OK so AIs are currently not really able to truly reason, but they can sure simulate it well. Many of them, anyway. So well that we come to expect reasoning ability. After all, isn't that the "intelligence" part of "artificial intelligence"?
So when they spectacularly fail, it's really disappointing. (Or am I just expecting too much?)
Let's go through an example of what happened: (see slides at the bottom)
Slide 1:
I gave it some instructions to edit a story in progress, and also asked for suggestions.
Slide 2:
For "suggestions", some of them are what I already asked it to do.
In comparison, when I worked with ChatGPT on stories, it would give actual suggestions of things not yet reflected in the story, and also not incorporate them into the draft until after I gave the go-ahead. That's much more in line with what I feel a "suggestion" is.
Slide 3:
I tried again to solicit suggestions. This time it seemed to outright ignore my instruction to provide suggestions.

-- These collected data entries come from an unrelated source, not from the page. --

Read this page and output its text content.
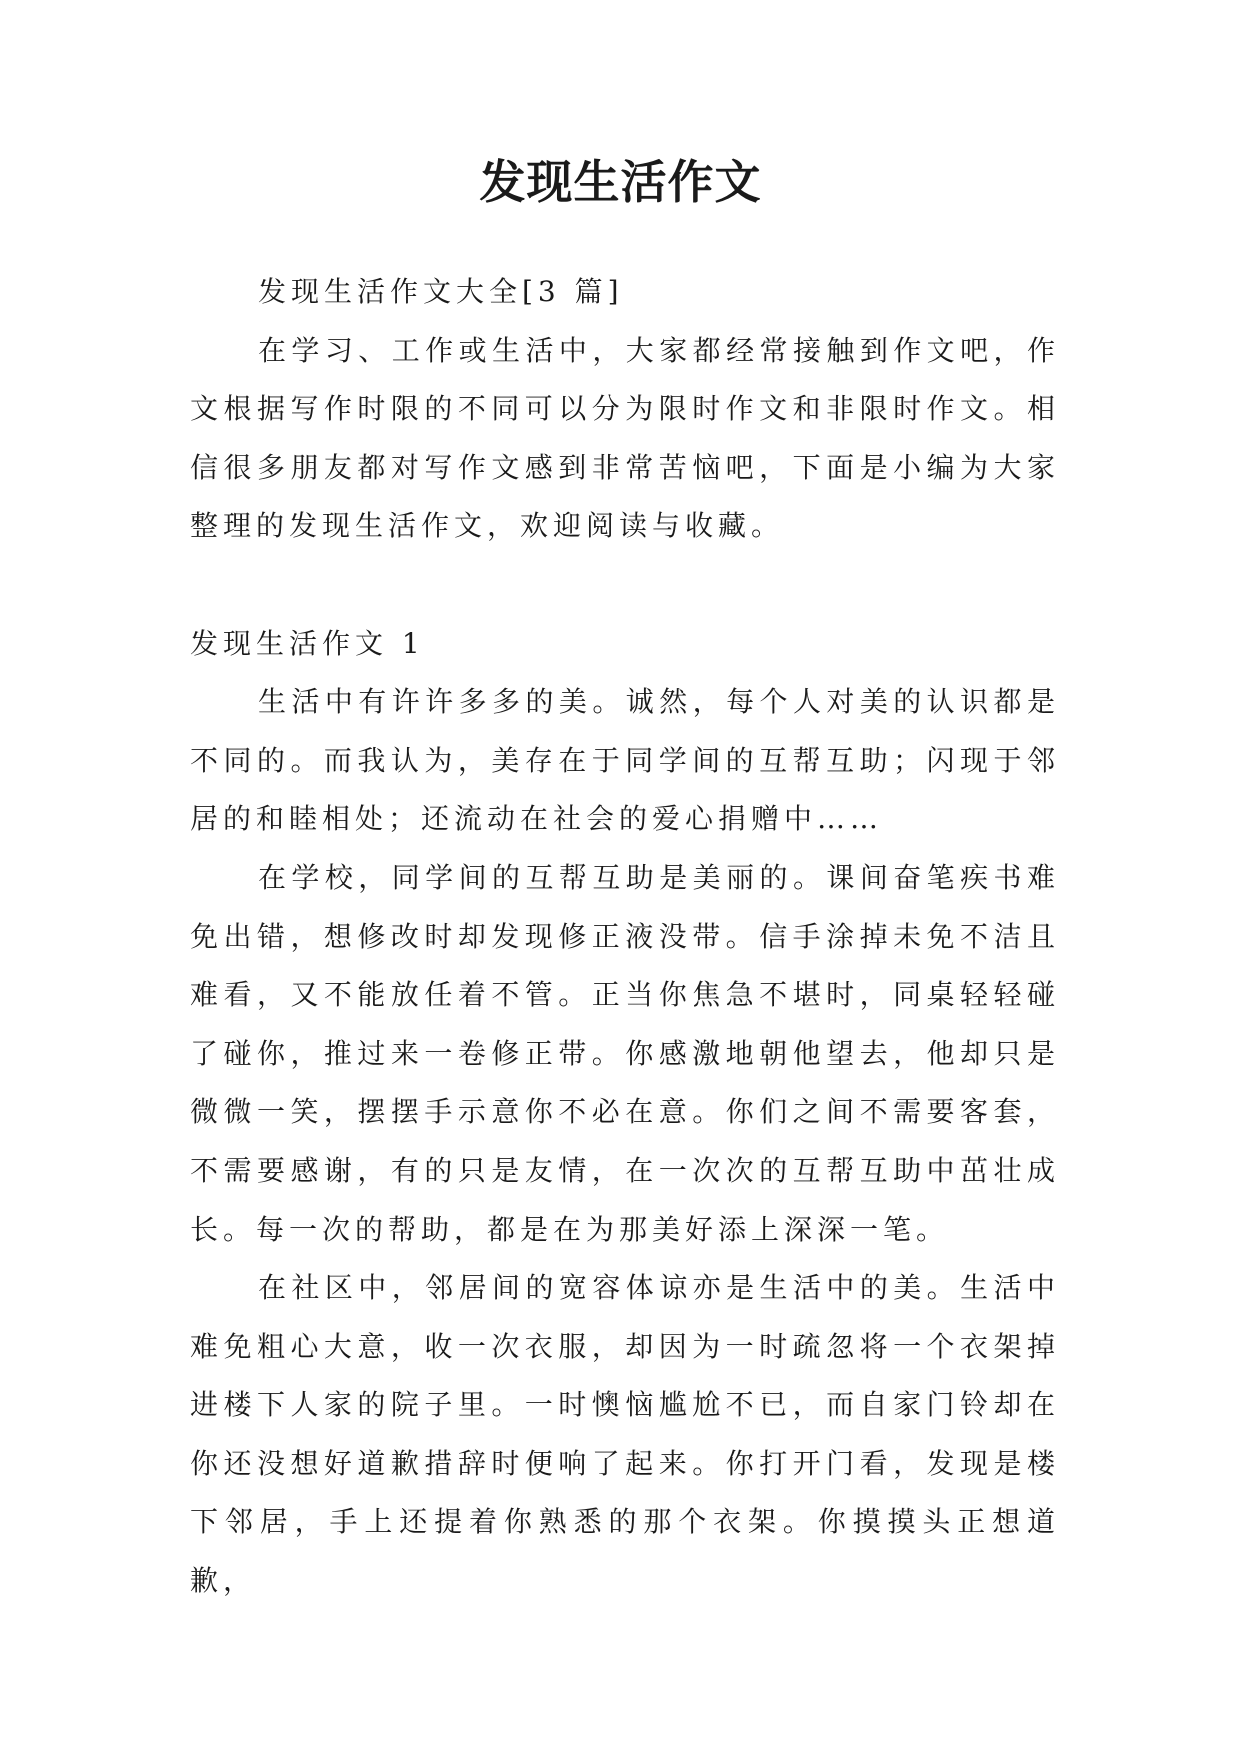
发现生活作文

发现生活作文大全[3 篇]

在学习、工作或生活中，大家都经常接触到作文吧，作文根据写作时限的不同可以分为限时作文和非限时作文。相信很多朋友都对写作文感到非常苦恼吧，下面是小编为大家整理的发现生活作文，欢迎阅读与收藏。

发现生活作文 1

生活中有许许多多的美。诚然，每个人对美的认识都是不同的。而我认为，美存在于同学间的互帮互助；闪现于邻居的和睦相处；还流动在社会的爱心捐赠中……

在学校，同学间的互帮互助是美丽的。课间奋笔疾书难免出错，想修改时却发现修正液没带。信手涂掉未免不洁且难看，又不能放任着不管。正当你焦急不堪时，同桌轻轻碰了碰你，推过来一卷修正带。你感激地朝他望去，他却只是微微一笑，摆摆手示意你不必在意。你们之间不需要客套，不需要感谢，有的只是友情，在一次次的互帮互助中茁壮成长。每一次的帮助，都是在为那美好添上深深一笔。

在社区中，邻居间的宽容体谅亦是生活中的美。生活中难免粗心大意，收一次衣服，却因为一时疏忽将一个衣架掉进楼下人家的院子里。一时懊恼尴尬不已，而自家门铃却在你还没想好道歉措辞时便响了起来。你打开门看，发现是楼下邻居，手上还提着你熟悉的那个衣架。你摸摸头正想道歉，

Also, one of its edits ended up not making sense and I address that in the next prompts.
Slide 4:
I point out that one of its edits didn't make sense. Instead Gemini thinks that's an edit I want.
Here I suppose it's slightly plausible my observation was misinterpreted as an instruction.
Slide 5:
I'm more clear about my observation and give an instruction.
It does edit the affected passage (but not without new issues). And now it decides to give me a score and suggestions, which I haven't asked for.
Incidentally it also scored the draft "5/5". Which it seems to do for every single draft it writes, no matter what's happening including logic/flow errors.
Slide 6:
I point out the new inconsistency in what it wrote (but in fact there was more than the one issue). Specifically, it had previously portrayed Isabela making flowers very quickly, presumably because it researched that the character of Isabela Madrigal from the Disney cartoon "Encanto" could do so. But now it has Giselle wait an hour for what she just saw Isabel do in seconds.
OK, so this is a "creative writing" task and the human is obviously supposed to be present and still steering. Like a "self-driving car" where the human is supposed to still be making sure nothing goes wrong.
But AI is also being used for coding / writing programs. When a program has high complexity, or it is asked to adjust existing code... It makes me wonder what could possibly go wrong.